Verblijf je in een opvangstructuur, dan heb je toegang tot medische verzorging die door Fedasil wordt betaald. Onder bepaalde voorwaarden heb je recht op een ziekteverzekering en kan je je aansluiten bij een ziekenfonds. Dat recht vervalt bij verlies van je hoedanigheid als NBM. 

Een aantal centra verleent psychologische bijstand: centrum Exil, centrum Mentor-Escale, Solentra vzw, … In Vlaanderen bieden de CLB's bijstand en ondersteuning aan leerlingen terwijl in de Franse Gemeenschap de PMS-centra zorgen voor psycho-medische-sociale bijstand. 

Je hebt recht op kosteloze rechtsbijstand voor de procedures m.b.t. je verblijf.

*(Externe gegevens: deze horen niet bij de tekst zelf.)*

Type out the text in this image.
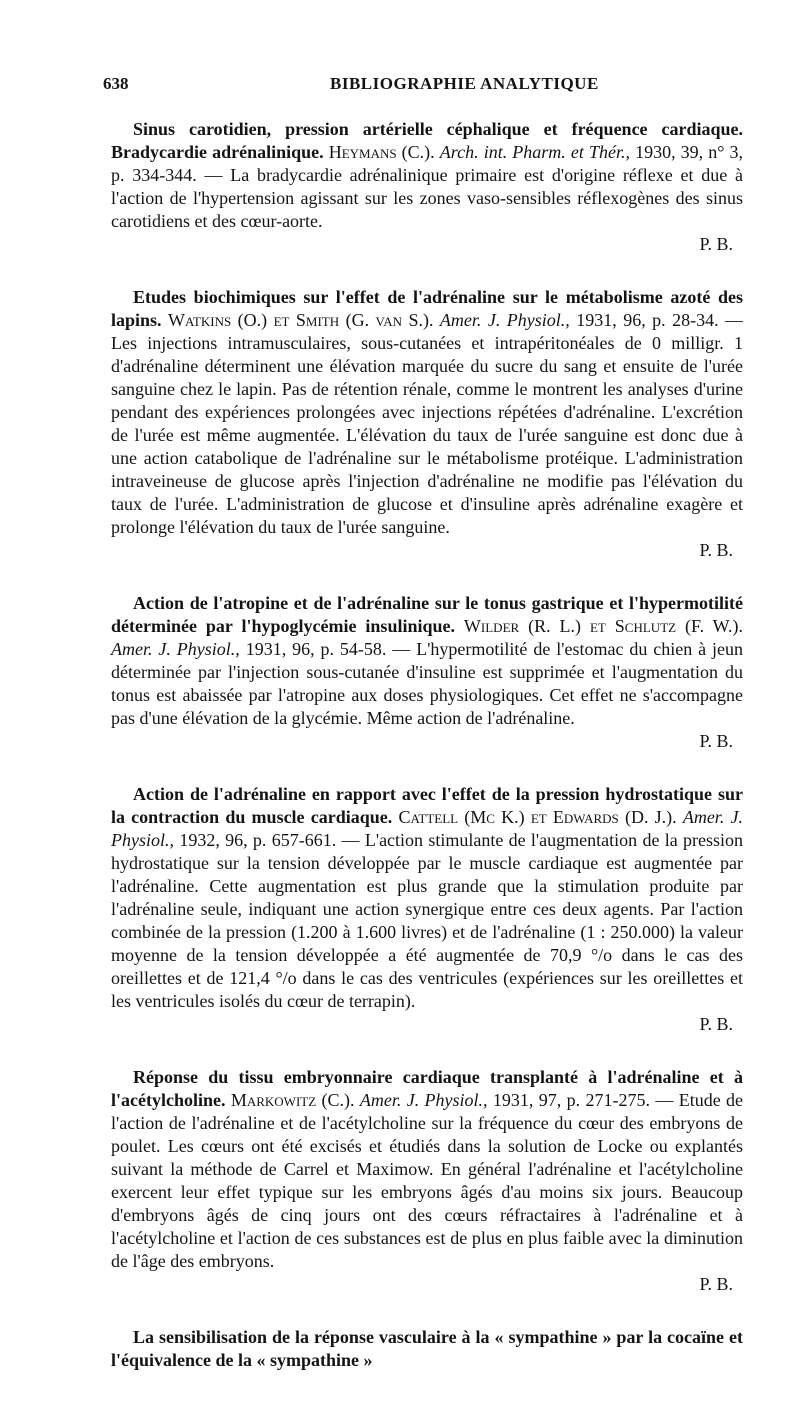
638	BIBLIOGRAPHIE ANALYTIQUE

Sinus carotidien, pression artérielle céphalique et fréquence cardiaque. Bradycardie adrénalinique. Heymans (C.). Arch. int. Pharm. et Thér., 1930, 39, n° 3, p. 334-344. — La bradycardie adrénalinique primaire est d'origine réflexe et due à l'action de l'hypertension agissant sur les zones vaso-sensibles réflexogènes des sinus carotidiens et des cœur-aorte.
P. B.

Etudes biochimiques sur l'effet de l'adrénaline sur le métabolisme azoté des lapins. Watkins (O.) et Smith (G. van S.). Amer. J. Physiol., 1931, 96, p. 28-34. — Les injections intramusculaires, sous-cutanées et intrapéritonéales de 0 milligr. 1 d'adrénaline déterminent une élévation marquée du sucre du sang et ensuite de l'urée sanguine chez le lapin. Pas de rétention rénale, comme le montrent les analyses d'urine pendant des expériences prolongées avec injections répétées d'adrénaline. L'excrétion de l'urée est même augmentée. L'élévation du taux de l'urée sanguine est donc due à une action catabolique de l'adrénaline sur le métabolisme protéique. L'administration intraveineuse de glucose après l'injection d'adrénaline ne modifie pas l'élévation du taux de l'urée. L'administration de glucose et d'insuline après adrénaline exagère et prolonge l'élévation du taux de l'urée sanguine.
P. B.

Action de l'atropine et de l'adrénaline sur le tonus gastrique et l'hypermotilité déterminée par l'hypoglycémie insulinique. Wilder (R. L.) et Schlutz (F. W.). Amer. J. Physiol., 1931, 96, p. 54-58. — L'hypermotilité de l'estomac du chien à jeun déterminée par l'injection sous-cutanée d'insuline est supprimée et l'augmentation du tonus est abaissée par l'atropine aux doses physiologiques. Cet effet ne s'accompagne pas d'une élévation de la glycémie. Même action de l'adrénaline.
P. B.

Action de l'adrénaline en rapport avec l'effet de la pression hydrostatique sur la contraction du muscle cardiaque. Cattell (Mc K.) et Edwards (D. J.). Amer. J. Physiol., 1932, 96, p. 657-661. — L'action stimulante de l'augmentation de la pression hydrostatique sur la tension développée par le muscle cardiaque est augmentée par l'adrénaline. Cette augmentation est plus grande que la stimulation produite par l'adrénaline seule, indiquant une action synergique entre ces deux agents. Par l'action combinée de la pression (1.200 à 1.600 livres) et de l'adrénaline (1 : 250.000) la valeur moyenne de la tension développée a été augmentée de 70,9 °/o dans le cas des oreillettes et de 121,4 °/o dans le cas des ventricules (expériences sur les oreillettes et les ventricules isolés du cœur de terrapin).
P. B.

Réponse du tissu embryonnaire cardiaque transplanté à l'adrénaline et à l'acétylcholine. Markowitz (C.). Amer. J. Physiol., 1931, 97, p. 271-275. — Etude de l'action de l'adrénaline et de l'acétylcholine sur la fréquence du cœur des embryons de poulet. Les cœurs ont été excisés et étudiés dans la solution de Locke ou explantés suivant la méthode de Carrel et Maximow. En général l'adrénaline et l'acétylcholine exercent leur effet typique sur les embryons âgés d'au moins six jours. Beaucoup d'embryons âgés de cinq jours ont des cœurs réfractaires à l'adrénaline et à l'acétylcholine et l'action de ces substances est de plus en plus faible avec la diminution de l'âge des embryons.
P. B.

La sensibilisation de la réponse vasculaire à la « sympathine » par la cocaïne et l'équivalence de la « sympathine »
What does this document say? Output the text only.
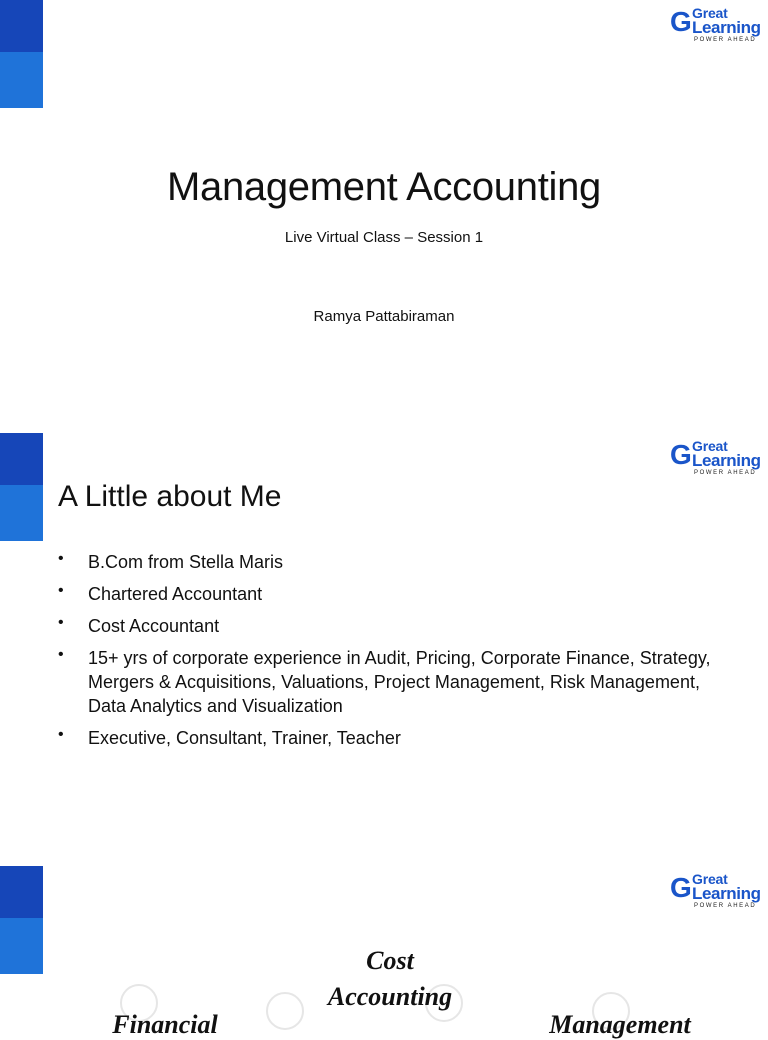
G Great
Learning
POWER AHEAD
Management Accounting
Live Virtual Class – Session 1
Ramya Pattabiraman
G Great
Learning
POWER AHEAD
A Little about Me
• B.Com from Stella Maris
• Chartered Accountant
• Cost Accountant
• 15+ yrs of corporate experience in Audit, Pricing, Corporate Finance, Strategy, Mergers & Acquisitions, Valuations, Project Management, Risk Management, Data Analytics and Visualization
• Executive, Consultant, Trainer, Teacher
G Great
Learning
POWER AHEAD
Cost
Accounting
Financial	Management
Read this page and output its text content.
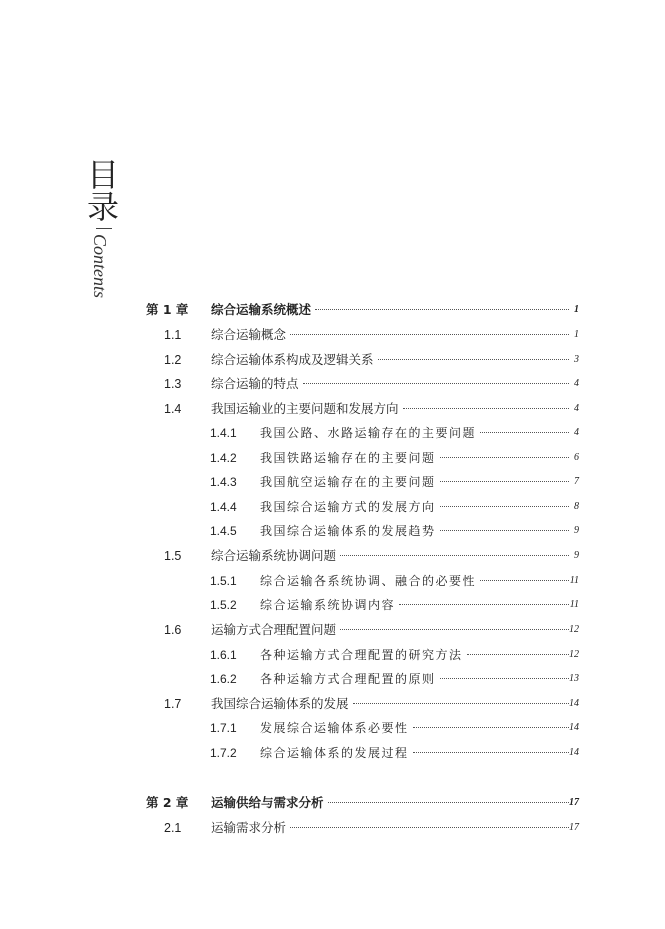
目录
Contents
第 1 章 综合运输系统概述	1
1.1 综合运输概念	1
1.2 综合运输体系构成及逻辑关系	3
1.3 综合运输的特点	4
1.4 我国运输业的主要问题和发展方向	4
1.4.1 我国公路、水路运输存在的主要问题	4
1.4.2 我国铁路运输存在的主要问题	6
1.4.3 我国航空运输存在的主要问题	7
1.4.4 我国综合运输方式的发展方向	8
1.4.5 我国综合运输体系的发展趋势	9
1.5 综合运输系统协调问题	9
1.5.1 综合运输各系统协调、融合的必要性	11
1.5.2 综合运输系统协调内容	11
1.6 运输方式合理配置问题	12
1.6.1 各种运输方式合理配置的研究方法	12
1.6.2 各种运输方式合理配置的原则	13
1.7 我国综合运输体系的发展	14
1.7.1 发展综合运输体系必要性	14
1.7.2 综合运输体系的发展过程	14
第 2 章 运输供给与需求分析	17
2.1 运输需求分析	17
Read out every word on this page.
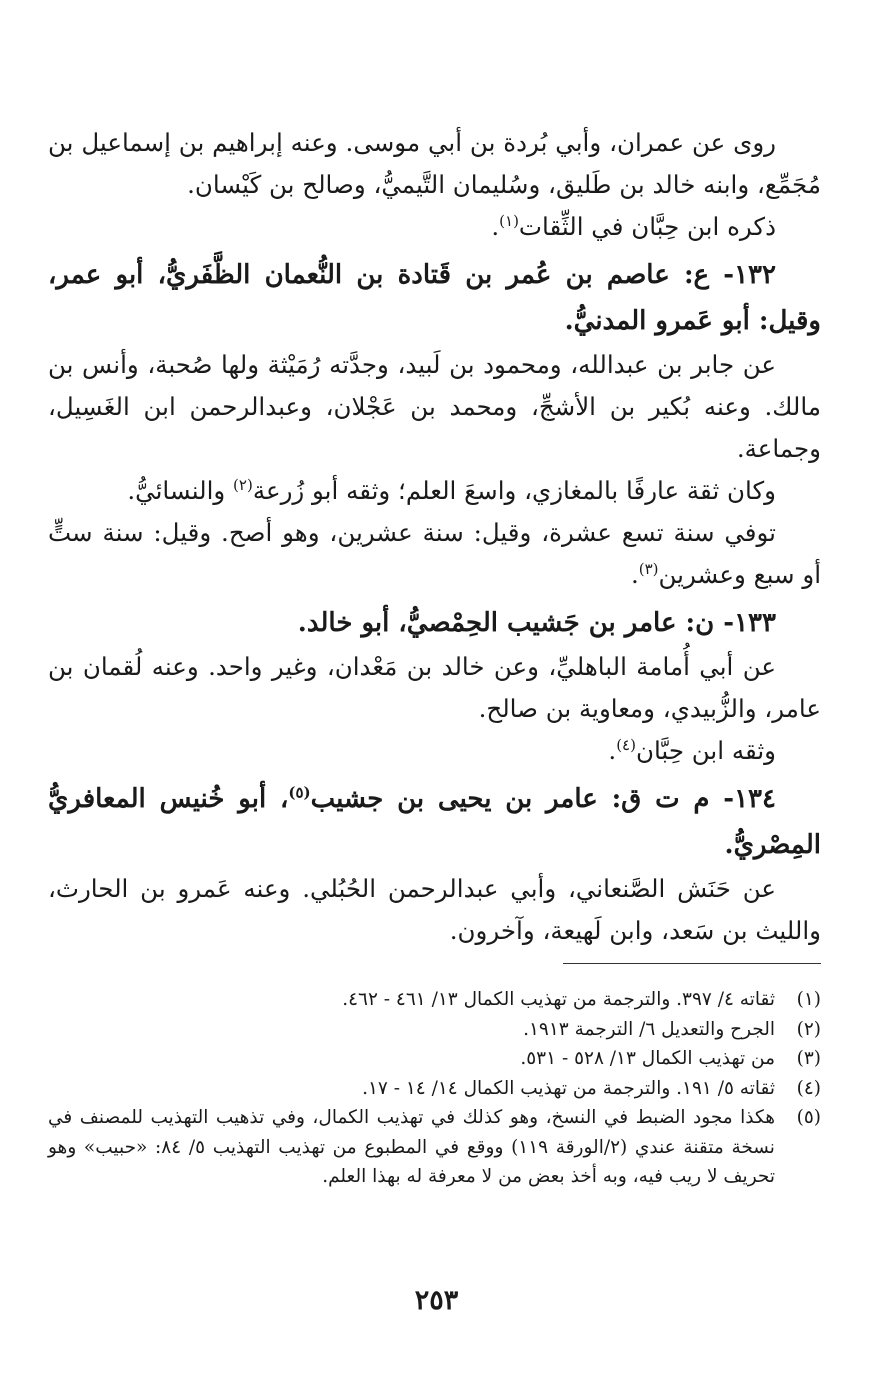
روى عن عمران، وأبي بُردة بن أبي موسى. وعنه إبراهيم بن إسماعيل بن مُجَمِّع، وابنه خالد بن طَليق، وسُليمان التَّيميُّ، وصالح بن كَيْسان.

ذكره ابن حِبَّان في الثِّقات$^{(١)}$.

١٣٢- ع: عاصم بن عُمر بن قَتادة بن النُّعمان الظَّفَريُّ، أبو عمر، وقيل: أبو عَمرو المدنيُّ.

عن جابر بن عبدالله، ومحمود بن لَبيد، وجدَّته رُمَيْثة ولها صُحبة، وأنس بن مالك. وعنه بُكير بن الأشجِّ، ومحمد بن عَجْلان، وعبدالرحمن ابن الغَسِيل، وجماعة.

وكان ثقة عارفًا بالمغازي، واسعَ العلم؛ وثقه أبو زُرعة$^{(٢)}$ والنسائيُّ.

توفي سنة تسع عشرة، وقيل: سنة عشرين، وهو أصح. وقيل: سنة ستٍّ أو سبع وعشرين$^{(٣)}$.

١٣٣- ن: عامر بن جَشيب الحِمْصيُّ، أبو خالد.

عن أبي أُمامة الباهليِّ، وعن خالد بن مَعْدان، وغير واحد. وعنه لُقمان بن عامر، والزُّبيدي، ومعاوية بن صالح.

وثقه ابن حِبَّان$^{(٤)}$.

١٣٤- م ت ق: عامر بن يحيى بن جشيب$^{(٥)}$، أبو خُنيس المعافريُّ المِصْريُّ.

عن حَنَش الصَّنعاني، وأبي عبدالرحمن الحُبُلي. وعنه عَمرو بن الحارث، والليث بن سَعد، وابن لَهيعة، وآخرون.

(١)
ثقاته ٤/ ٣٩٧. والترجمة من تهذيب الكمال ١٣/ ٤٦١ - ٤٦٢.
(٢)
الجرح والتعديل ٦/ الترجمة ١٩١٣.
(٣)
من تهذيب الكمال ١٣/ ٥٢٨ - ٥٣١.
(٤)
ثقاته ٥/ ١٩١. والترجمة من تهذيب الكمال ١٤/ ١٤ - ١٧.
(٥)
هكذا مجود الضبط في النسخ، وهو كذلك في تهذيب الكمال، وفي تذهيب التهذيب للمصنف في نسخة متقنة عندي (٢/الورقة ١١٩) ووقع في المطبوع من تهذيب التهذيب ٥/ ٨٤: «حبيب» وهو تحريف لا ريب فيه، وبه أخذ بعض من لا معرفة له بهذا العلم.
٢٥٣
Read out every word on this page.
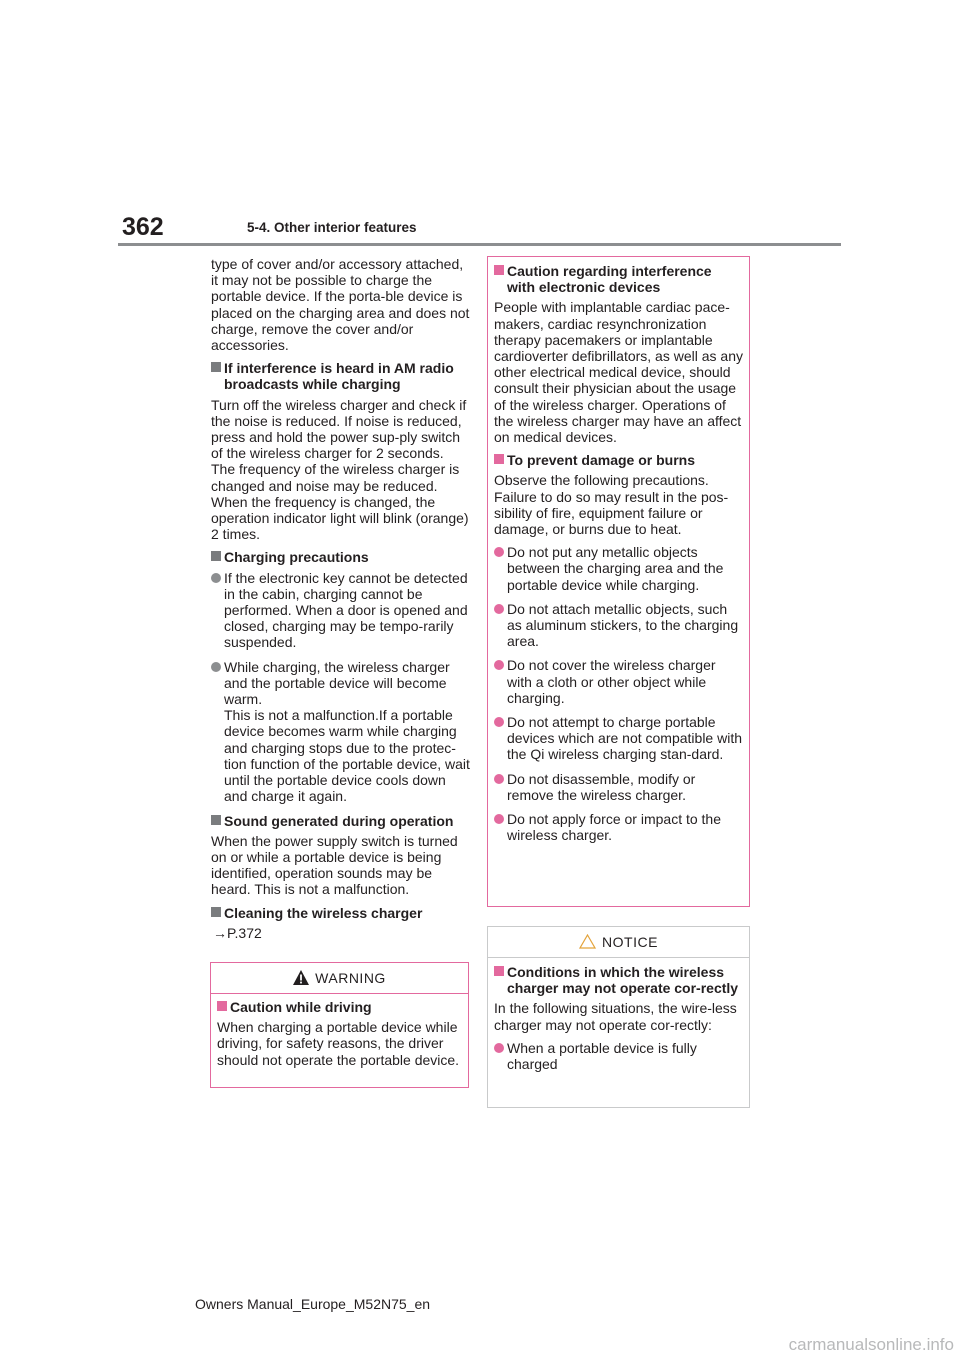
362	5-4. Other interior features

type of cover and/or accessory attached, it may not be possible to charge the portable device. If the porta-ble device is placed on the charging area and does not charge, remove the cover and/or accessories.

If interference is heard in AM radio broadcasts while charging

Turn off the wireless charger and check if the noise is reduced. If noise is reduced, press and hold the power sup-ply switch of the wireless charger for 2 seconds. The frequency of the wireless charger is changed and noise may be reduced. When the frequency is changed, the operation indicator light will blink (orange) 2 times.

Charging precautions
If the electronic key cannot be detected in the cabin, charging cannot be performed. When a door is opened and closed, charging may be tempo-rarily suspended.

While charging, the wireless charger and the portable device will become warm.

This is not a malfunction.If a portable device becomes warm while charging and charging stops due to the protec-tion function of the portable device, wait until the portable device cools down and charge it again.

Sound generated during operation

When the power supply switch is turned on or while a portable device is being identified, operation sounds may be heard. This is not a malfunction.

Cleaning the wireless charger

→P.372

WARNING
Caution while driving

When charging a portable device while driving, for safety reasons, the driver should not operate the portable device.

Caution regarding interference with electronic devices

People with implantable cardiac pace-makers, cardiac resynchronization therapy pacemakers or implantable cardioverter defibrillators, as well as any other electrical medical device, should consult their physician about the usage of the wireless charger. Operations of the wireless charger may have an affect on medical devices.

To prevent damage or burns

Observe the following precautions. Failure to do so may result in the pos-sibility of fire, equipment failure or damage, or burns due to heat.

Do not put any metallic objects between the charging area and the portable device while charging.
Do not attach metallic objects, such as aluminum stickers, to the charging area.
Do not cover the wireless charger with a cloth or other object while charging.
Do not attempt to charge portable devices which are not compatible with the Qi wireless charging stan-dard.
Do not disassemble, modify or remove the wireless charger.
Do not apply force or impact to the wireless charger.
NOTICE
Conditions in which the wireless charger may not operate cor-rectly

In the following situations, the wire-less charger may not operate cor-rectly:

When a portable device is fully charged
Owners Manual_Europe_M52N75_en
carmanualsonline.info
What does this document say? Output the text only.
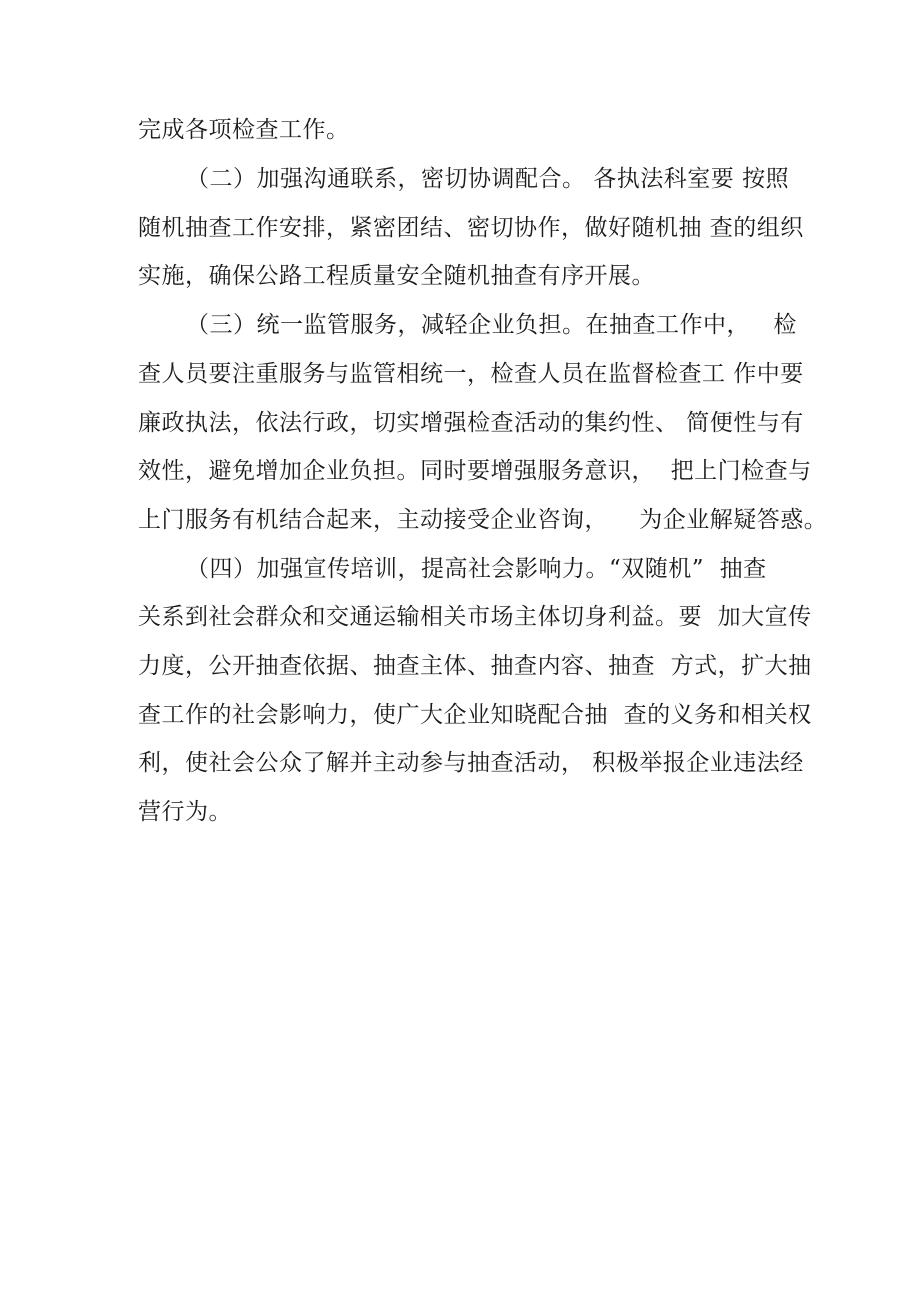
完成各项检查工作。
（二）加强沟通联系，密切协调配合。 各执法科室要 按照
随机抽查工作安排，紧密团结、密切协作，做好随机抽 查的组织
实施，确保公路工程质量安全随机抽查有序开展。
（三）统一监管服务，减轻企业负担。在抽查工作中，   检
查人员要注重服务与监管相统一，检查人员在监督检查工 作中要
廉政执法，依法行政，切实增强检查活动的集约性、 简便性与有
效性，避免增加企业负担。同时要增强服务意识，  把上门检查与
上门服务有机结合起来，主动接受企业咨询，    为企业解疑答惑。
（四）加强宣传培训，提高社会影响力。“双随机”  抽查
关系到社会群众和交通运输相关市场主体切身利益。要  加大宣传
力度，公开抽查依据、抽查主体、抽查内容、抽查  方式，扩大抽
查工作的社会影响力，使广大企业知晓配合抽  查的义务和相关权
利，使社会公众了解并主动参与抽查活动， 积极举报企业违法经
营行为。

Je kan kosteloos een beroep doen op een advocaat voor je verdediging en voor de gerechtskosten. Je moet daarvoor je identiteitskaart voorleggen of enig ander document waaruit je staat blijkt of dat een bewijs is voor je hoedanigheid van vreemdeling die asiel aanvraagt of een verblijfsvergunning aanvraagt (bijvoorbeeld een getuigschrift van de dienst Voogdij waaruit de staat van je minderjarigheid blijkt).

Waar heb je recht op materiële opvang?

De materiële opvang van niet-begeleide minderjarigen verloopt in drie fasen: opvang in een observatie- en oriëntatiecentrum, opvang in een opvangcentrum of leefgroep en tot slot de overgang naar individuele opvang.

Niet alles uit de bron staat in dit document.